EEMA has higher volatility (11.69%) compared to UGA (9.24%). In terms of maximum drawdown, EEMA dropped -44.18% vs UGA's -86.59%.
On 10-year performance, UGA leads with 14.31% vs 10.73% for EEMA. On fees, EEMA is cheaper at 0.50% per year. On volatility, UGA has been the lower-risk option at 9.24%. The better choice depends on whether you care most about return, fees, risk, or income.
Over the 10-year period, UGA has performed better with a 14.31% return vs 10.73%. Past performance does not guarantee future results, so compare this with risk, fees, and fund exposure.
EEMA is cheaper with a 0.50% expense ratio, compared with 0.75% for UGA.
EEMA has the higher dividend yield at 1.34%, compared with 0.00% for UGA.
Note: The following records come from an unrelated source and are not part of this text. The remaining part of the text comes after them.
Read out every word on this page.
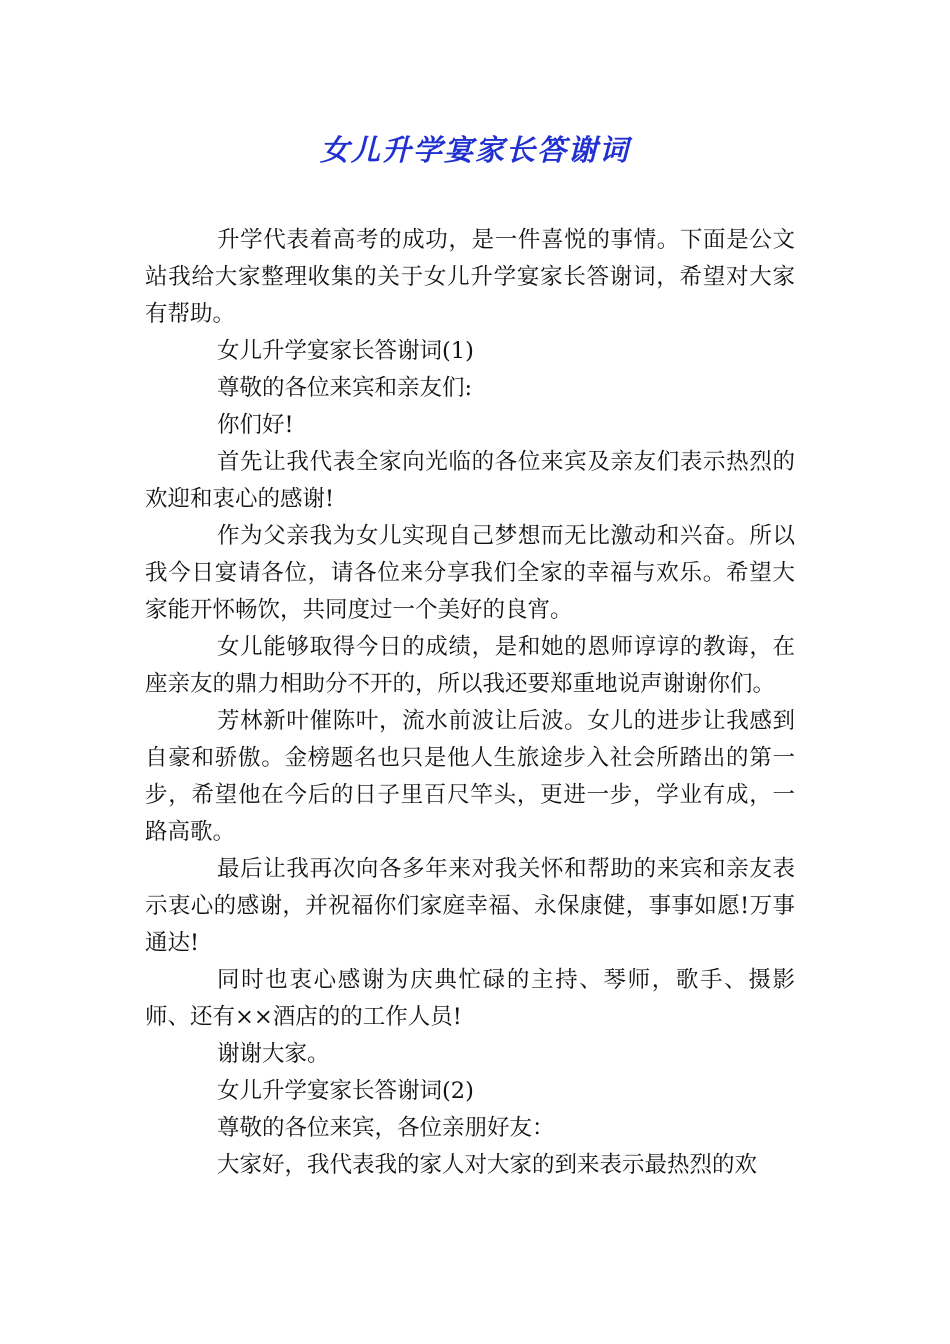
女儿升学宴家长答谢词

升学代表着高考的成功，是一件喜悦的事情。下面是公文站我给大家整理收集的关于女儿升学宴家长答谢词，希望对大家有帮助。

女儿升学宴家长答谢词(1)

尊敬的各位来宾和亲友们:

你们好!

首先让我代表全家向光临的各位来宾及亲友们表示热烈的欢迎和衷心的感谢!

作为父亲我为女儿实现自己梦想而无比激动和兴奋。所以我今日宴请各位，请各位来分享我们全家的幸福与欢乐。希望大家能开怀畅饮，共同度过一个美好的良宵。

女儿能够取得今日的成绩，是和她的恩师谆谆的教诲，在座亲友的鼎力相助分不开的，所以我还要郑重地说声谢谢你们。

芳林新叶催陈叶，流水前波让后波。女儿的进步让我感到自豪和骄傲。金榜题名也只是他人生旅途步入社会所踏出的第一步，希望他在今后的日子里百尺竿头，更进一步，学业有成，一路高歌。

最后让我再次向各多年来对我关怀和帮助的来宾和亲友表示衷心的感谢，并祝福你们家庭幸福、永保康健，事事如愿!万事通达!

同时也衷心感谢为庆典忙碌的主持、琴师，歌手、摄影师、还有××酒店的的工作人员!

谢谢大家。

女儿升学宴家长答谢词(2)

尊敬的各位来宾，各位亲朋好友：

大家好，我代表我的家人对大家的到来表示最热烈的欢
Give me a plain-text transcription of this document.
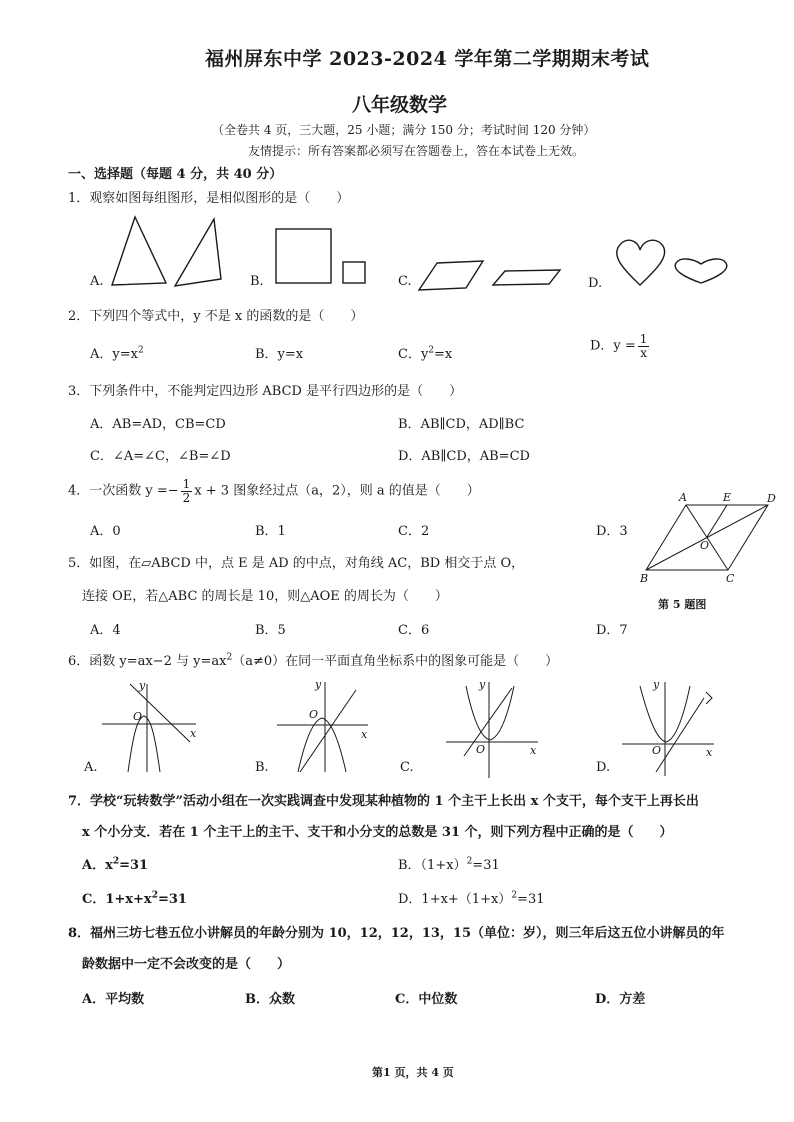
福州屏东中学 2023-2024 学年第二学期期末考试
八年级数学
（全卷共 4 页，三大题，25 小题；满分 150 分；考试时间 120 分钟）
友情提示：所有答案都必须写在答题卷上，答在本试卷上无效。
一、选择题（每题 4 分，共 40 分）
1．观察如图每组图形，是相似图形的是（　　）
A.	B.	C.	D.
2．下列四个等式中，y 不是 x 的函数的是（　　）
A．$y=x^2$	B．y=x	C．$y^2=x$
D．$y = \frac{1}{x}$
3．下列条件中，不能判定四边形 ABCD 是平行四边形的是（　　）
A．AB=AD，CB=CD	B．AB∥CD，AD∥BC
C．∠A=∠C，∠B=∠D	D．AB∥CD，AB=CD
4．一次函数 $y =- \frac{1}{2}$ x + 3 图象经过点（a，2），则 a 的值是（　　）
A．0	B．1	C．2	D．3
5．如图，在▱ABCD 中，点 E 是 AD 的中点，对角线 AC，BD 相交于点 O，
连接 OE，若△ABC 的周长是 10，则△AOE 的周长为（　　）
A．4	B．5	C．6	D．7
第 5 题图
A	E	D
O
B	C
6．函数 y=ax−2 与 $y=ax^2(a\ne 0)$在同一平面直角坐标系中的图象可能是（　　）
A.	B.	C.	D.
y
x
O
y
x
O
y
x
O
y
x
O
7．学校“玩转数学”活动小组在一次实践调查中发现某种植物的 1 个主干上长出 x 个支干，每个支干上再长出
x 个小分支．若在 1 个主干上的主干、支干和小分支的总数是 31 个，则下列方程中正确的是（　　）
A．$x^2=31$	B．$(1+x)^2=31$
C．$1+x+x^2=31$	D．$1+x+(1+x)^2=31$
8．福州三坊七巷五位小讲解员的年龄分别为 10，12，12，13，15（单位：岁），则三年后这五位小讲解员的年
龄数据中一定不会改变的是（　　）
A．平均数	B．众数	C．中位数	D．方差
第1 页，共 4 页
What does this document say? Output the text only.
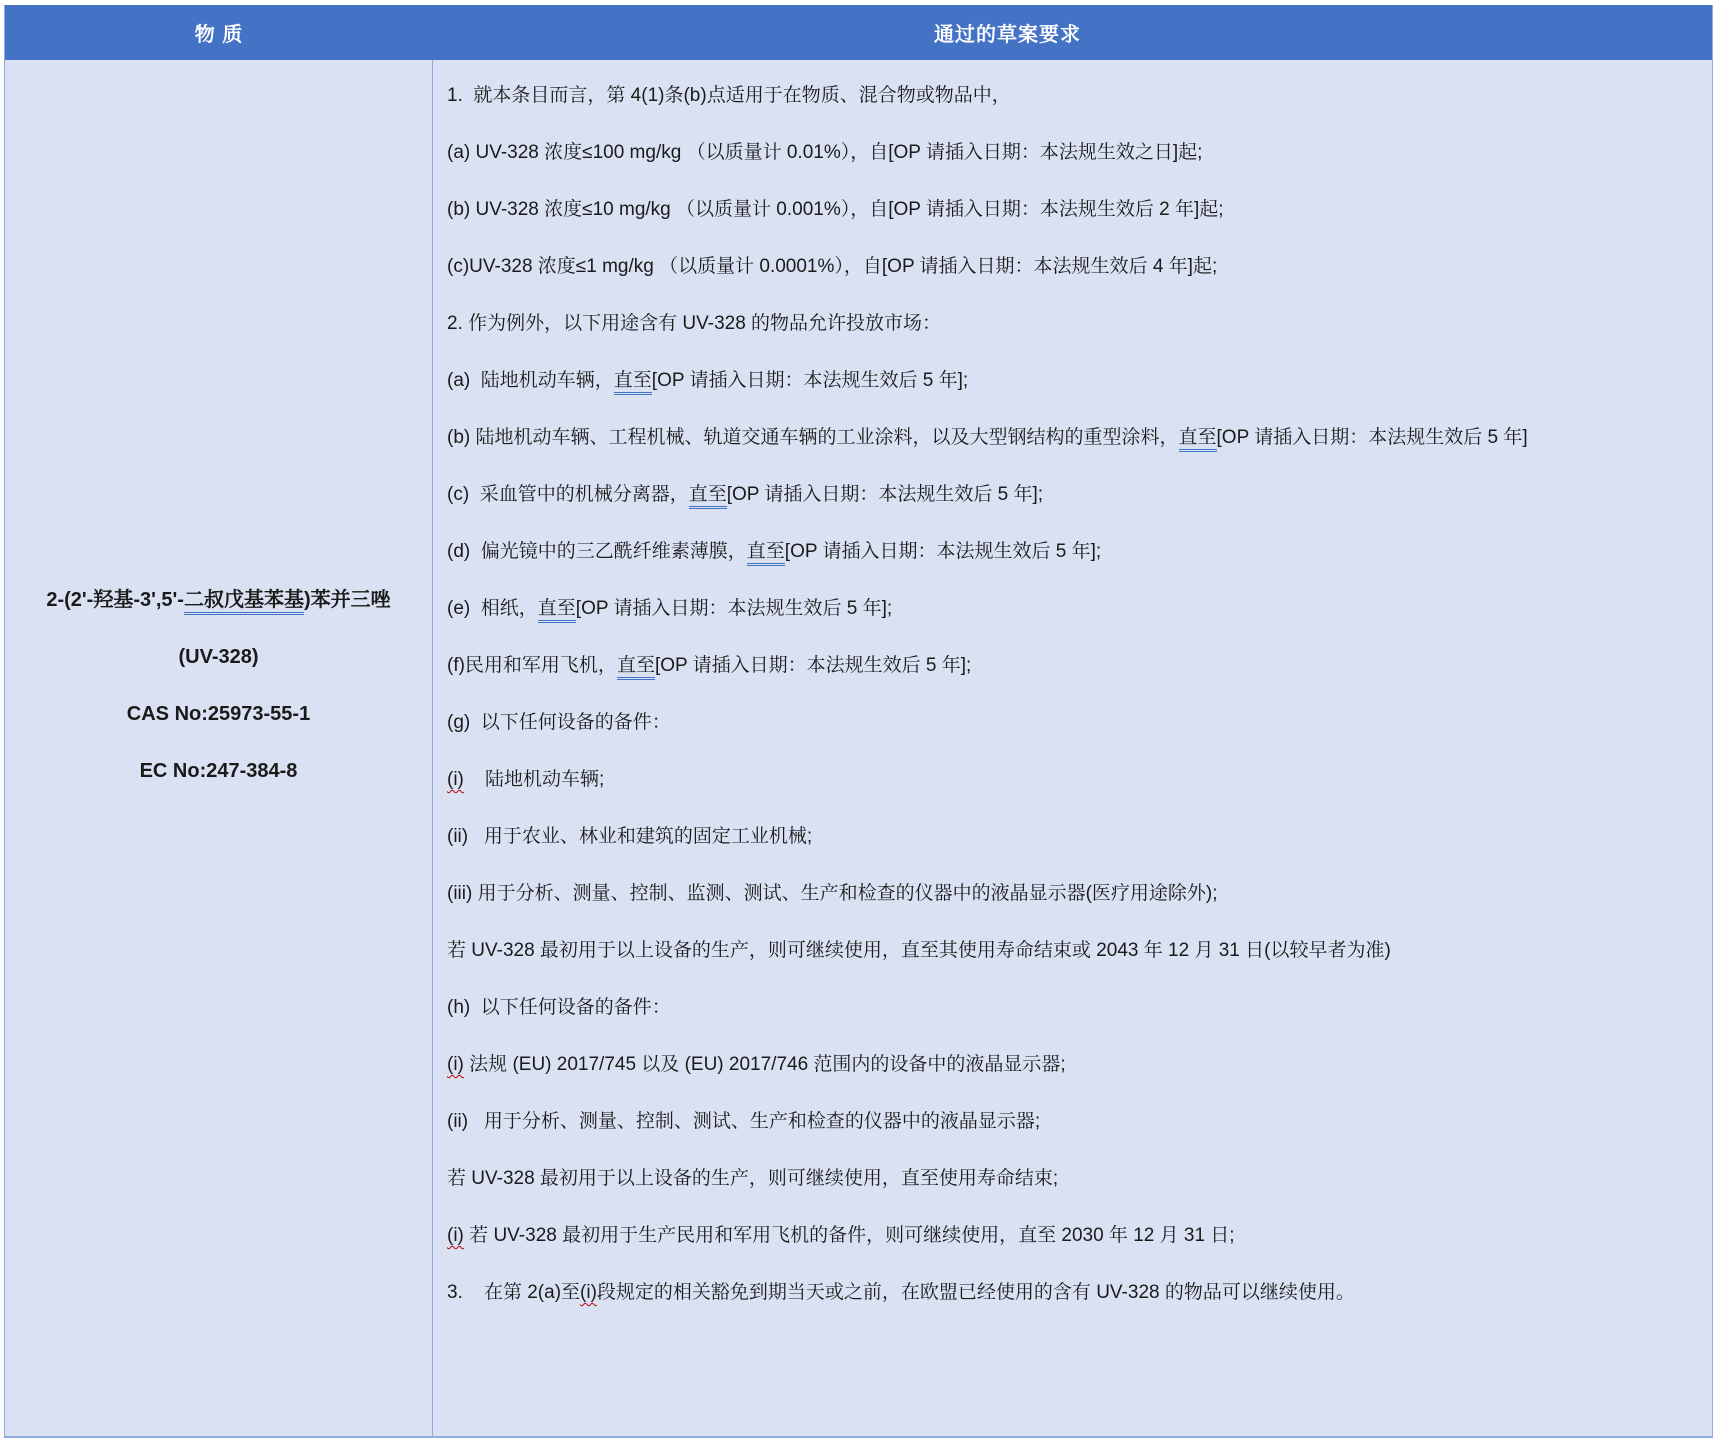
物 质	通过的草案要求

2-(2'-羟基-3',5'-二叔戊基苯基)苯并三唑

(UV-328)

CAS No:25973-55-1

EC No:247-384-8

1.  就本条目而言，第 4(1)条(b)点适用于在物质、混合物或物品中，

(a) UV-328 浓度≤100 mg/kg （以质量计 0.01%），自[OP 请插入日期：本法规生效之日]起;

(b) UV-328 浓度≤10 mg/kg （以质量计 0.001%），自[OP 请插入日期：本法规生效后 2 年]起;

(c)UV-328 浓度≤1 mg/kg （以质量计 0.0001%），自[OP 请插入日期：本法规生效后 4 年]起;

2. 作为例外，以下用途含有 UV-328 的物品允许投放市场：

(a)  陆地机动车辆，直至[OP 请插入日期：本法规生效后 5 年];

(b) 陆地机动车辆、工程机械、轨道交通车辆的工业涂料，以及大型钢结构的重型涂料，直至[OP 请插入日期：本法规生效后 5 年]

(c)  采血管中的机械分离器，直至[OP 请插入日期：本法规生效后 5 年];

(d)  偏光镜中的三乙酰纤维素薄膜，直至[OP 请插入日期：本法规生效后 5 年];

(e)  相纸，直至[OP 请插入日期：本法规生效后 5 年];

(f)民用和军用飞机，直至[OP 请插入日期：本法规生效后 5 年];

(g)  以下任何设备的备件：

(i)    陆地机动车辆;

(ii)   用于农业、林业和建筑的固定工业机械;

(iii) 用于分析、测量、控制、监测、测试、生产和检查的仪器中的液晶显示器(医疗用途除外);

若 UV-328 最初用于以上设备的生产，则可继续使用，直至其使用寿命结束或 2043 年 12 月 31 日(以较早者为准)

(h)  以下任何设备的备件：

(i) 法规 (EU) 2017/745 以及 (EU) 2017/746 范围内的设备中的液晶显示器;

(ii)   用于分析、测量、控制、测试、生产和检查的仪器中的液晶显示器;

若 UV-328 最初用于以上设备的生产，则可继续使用，直至使用寿命结束;

(i) 若 UV-328 最初用于生产民用和军用飞机的备件，则可继续使用，直至 2030 年 12 月 31 日;

3.    在第 2(a)至(i)段规定的相关豁免到期当天或之前，在欧盟已经使用的含有 UV-328 的物品可以继续使用。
EEMA is categorized as Asia Pacific Equities, while UGA is Oil & Gas. EEMA tracks MSCI Emerging Markets Asia Index, while UGA tracks Front Month Unleaded Gasoline. They also come from different issuers: iShares and Concierge Technologies. Their fees differ too: 0.50% for EEMA and 0.75% for UGA.
EEMA currently has the higher Sharpe Ratio (2.05 vs 1.73), meaning it's delivered slightly more return per unit of risk over the trailing 12 months. However, this ranking shifts over time - use the Risk/Return Score above for a more comprehensive view that combines Sharpe, Sortino, and other measures used by quantitative funds.